Durante la notte, alcuni strani movimenti hanno rivelato la presenza di un insolito animale tra i banchi della chiesa di Sant’Egidio, nel complesso di Santa Maria Nuova a Firenze. La creatura passeggiava nel loggiato e ha lasciato i protagonisti del ritrovamento molto sorpresi. Il fatto è accaduto nella notte dello scorso lunedì 15 febbraio e martedì 16 febbraio; a rivelare i dettagli della lo stesso presidente della fondazione Santa Maria Nuova, Giancarlo Landini.

Dopo il ritrovamento e il recupero, l’animale ha ricevuto le cure degli operatori del servizio igiene urbana e veterinaria dell’Asl Toscana. Ad attirare l’attenzione erano stati dei rumori e poi gli strani movimenti avevano rivelato la presenza di una volpe tra i banchi della chiesa di Sant’Egidio. Inizialmente si era pensato ad una persona che aveva cercato riparo dal freddo della notte; solo in un secondo momento i protagonisti del ritrovamento hanno scoperto che a cercare rifugio era l’insolito animale.

L’origine degli strani movimenti

Secondo quanto riferito da La Zampa, il presidente della fondazione Santa Maria Nuova, avrebbe rivelato: “Con grande sorpresa abbiamo scoperto che si trattava di una volpe; probabilmente in cerca di un rifugio sicuro e di cibo“. Tuttavia la scoperta sembra non essere una novità; infatti Giancarlo Landini prosegue: “Ormai ci stiamo sempre più abituando alle visite di questi animali in città.
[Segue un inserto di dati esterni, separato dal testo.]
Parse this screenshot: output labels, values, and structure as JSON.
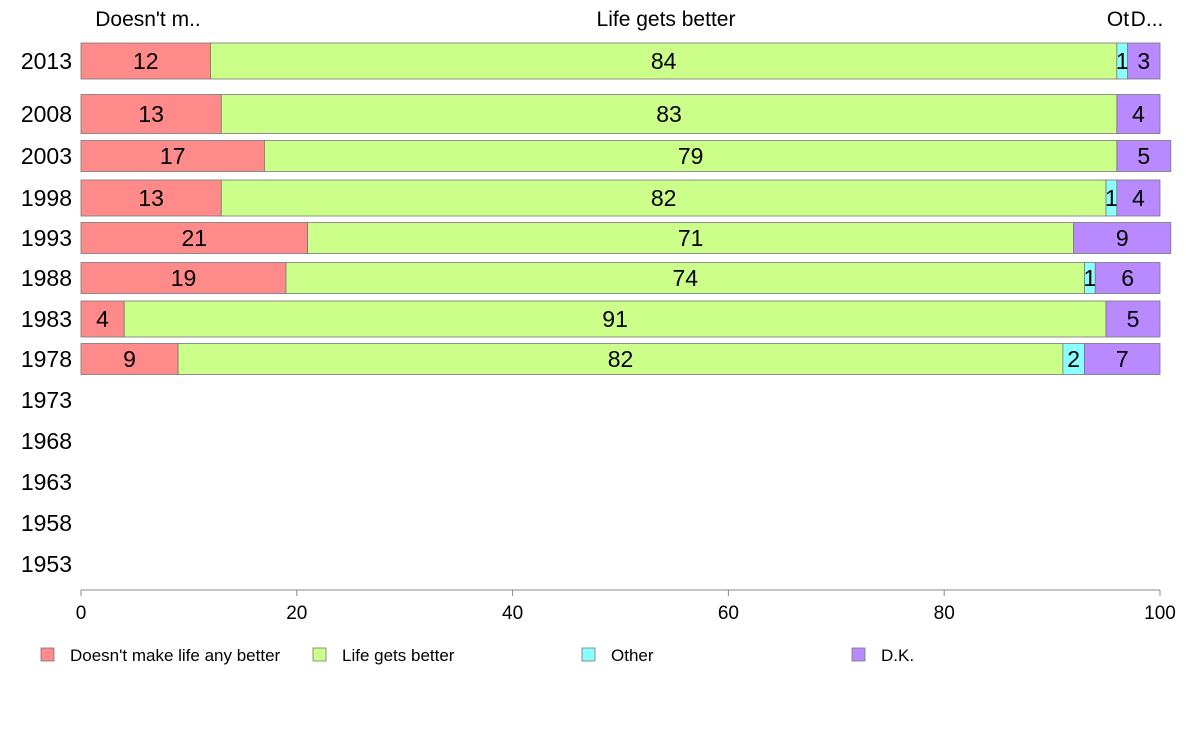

Diventano frequenti nei periodi in cui siamo zona arancione: la quasi totalità dell’assenza delle persone le invita a circolare indisturbate alla ricerca di cibo“. Il centro veterinario che ha preso in cura l’animale ha fatto sapere che la volpe era in salute ed è stata reintrodotta nel suo habitat naturale dopo aver ricevuto visite accurate e cibo. A quanto pare, fanno sapere sempre dall’Asl veterinaria, non è una novità la presenza di volpi all’interno della città; durante il lockdown la loro presenza si è intensificata nelle zone verdi, soprattutto per via della scarsa circolazione di mezzi e persone in generale.